It's been about a year since we boldly declared drawings dead, and despite citing some major caveats about the accessibility of enabling tools, the conversation nonetheless sparked a wee bit of controversy. A strong theme in that conversation focused on how classically drafted information critical to the design (tolerances, material specifications, surface treatments, finishes, etc.) can possibly remain readily accessible in an all-digital future. Especially difficult to imagine was how someone on the shop floor trying to run an inspection could possibly be hassled with all this new-fangled PMI garbage by fumbling a tablet from “those $%@# engineers.”
If this is starting to sound familiar, that's because Bulldog's equally cranky brother Roadblock worked in inspection, and would have greeted any attempt to dispense with drawings by spitting profusely on the floor and putting you in a headlock until you agreed to return in ten minutes with the $%@# drawing. For $%@#'s sake, he might add. I tell you, their family dinners must have been something else.
Drawings are a medium
We tend to think drafting as fundamentally inseparable from drawings and vice versa. For example, per Wikipedia, drafting is defined as a "discipline of composing drawings that visually communicate how something functions or is to be constructed." However, does the core purpose of drafting, which is concisely conveying engineering design intent, really require a drawing? I'd argue that drawings are merely a medium, though a particularly longstanding and useful one at that.
Saying otherwise is akin to claiming that painting requires an oil canvas, while the vast majority of painting these days is actually accomplished through digital means. The ultimate fate of drawing is not unlike the oil canvas, sure you'll still be able to find a few around, but only as a curiosity.

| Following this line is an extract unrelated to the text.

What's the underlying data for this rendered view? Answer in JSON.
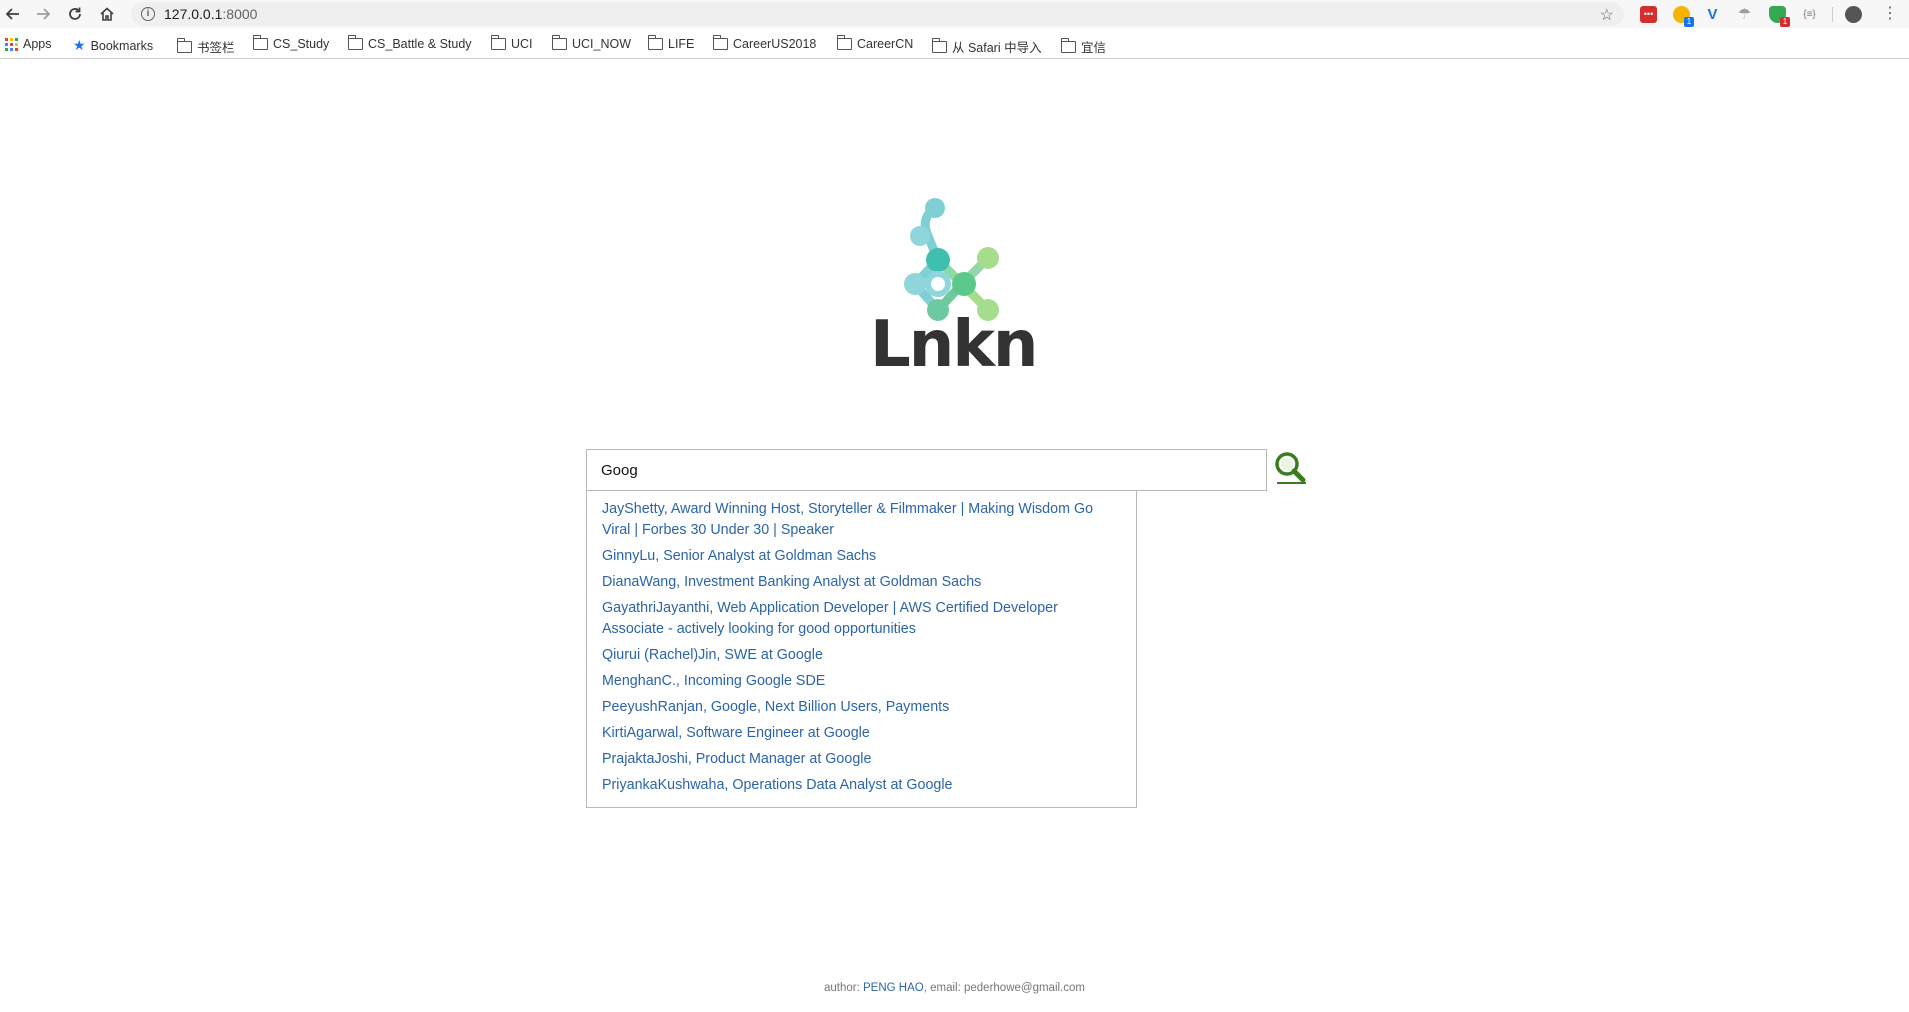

Roadblock might chime in about now "I'm curious when you're gonna get to the $%@# point."
"Nintendos"
Moving to PMI is not about abandoning engineering design intent, but rather enhancing its utility. Raw CAD geometry on its own is nothing more than an ideal, a perfect representation. While technology continues to improve the reliability of manufacturing precision, operating with only a non-toleranced model is a fantastic way to unnecessarily waste a lot of money. The fact that it happens at all (and it does, we've heard the stories) implies that how we draft or otherwise record design intent is in need of an evolutionary step forward.
In fact, we're right at the crossroads. While tools have steadily developed on the front end, i.e. using CAD to define PMI digitally, it's a fair criticism to say that the backend (the consumption side) has not progressed anywhere near as far as it needs to be. It really is quite hard to imagine Roadblock in the dank environs of his tool shop, helplessly jabbing at a tablet with his greasy paws, squinting and swearing the entire time. "What the hell am I supposed to do with this $%@# Nintendo?"
Holding on to the past
Framing the problem in the current state of technology leads to some common grumbling that things were better the way they were before. CAD was a skill honed by dedicated draftsmen before it was necessarily utilized by engineers. Some lament that younger engineers don't have classical drafting skills and that a looming crisis is in the making, despite the fact that CAD is now accessible to more people than it ever has been.
A few further argue that engineers should have no business drafting anything. While that might have been a sustainable argument in the past, economics were certainly different. Standards of living have naturally risen, and the cost of maintaining each employee has increased accordingly. The unfortunate side effect is companies seek to reduce employment wherever possible. That's how the engineers ended up doing their own CAD work. How do we make sense of the future?
Technology constantly paces to lower the barrier of accessibility of engineering and manufacturing. The cost of that, unfortunately, is human capital. But that has been the case since the industrial revolution. The difference now is we're not only displacing menial tasks for which we're better off not doing, but higher-level roles as well. It's only just beginning. The discussion of how to deal with the larger impact of displacing so many is a larger discussion for another time.
What's the killer app?
Technology has a way of disrupting known paradigms, and displacing drawings will be no exception. While some might expect that we're a long ways off, there's one particular technology that promises to tie digital product definition in a fashion that's even more natural than interpreting a drawing: Augmented Reality (AR). The technology overlays digital information on the real world either through eyewear or holography.
And it's just around the corner. Rough prototypes like Google Glass or Microsoft's Holo Lens proved certain fundamental viability though they wrongly targeted a relatively indifferent consumer market. The true value of augmented reality is in the enterprise, and overlaying design intent over vision of real parts is a killer app indeed. Probably the hardest technical hurdle will be to get Roadblock to wear one without complaining that he looks too much like "one of those space morons those $%@# engineers watch on TV."
By the way, Roadblock, most of us don't watch TV anymore.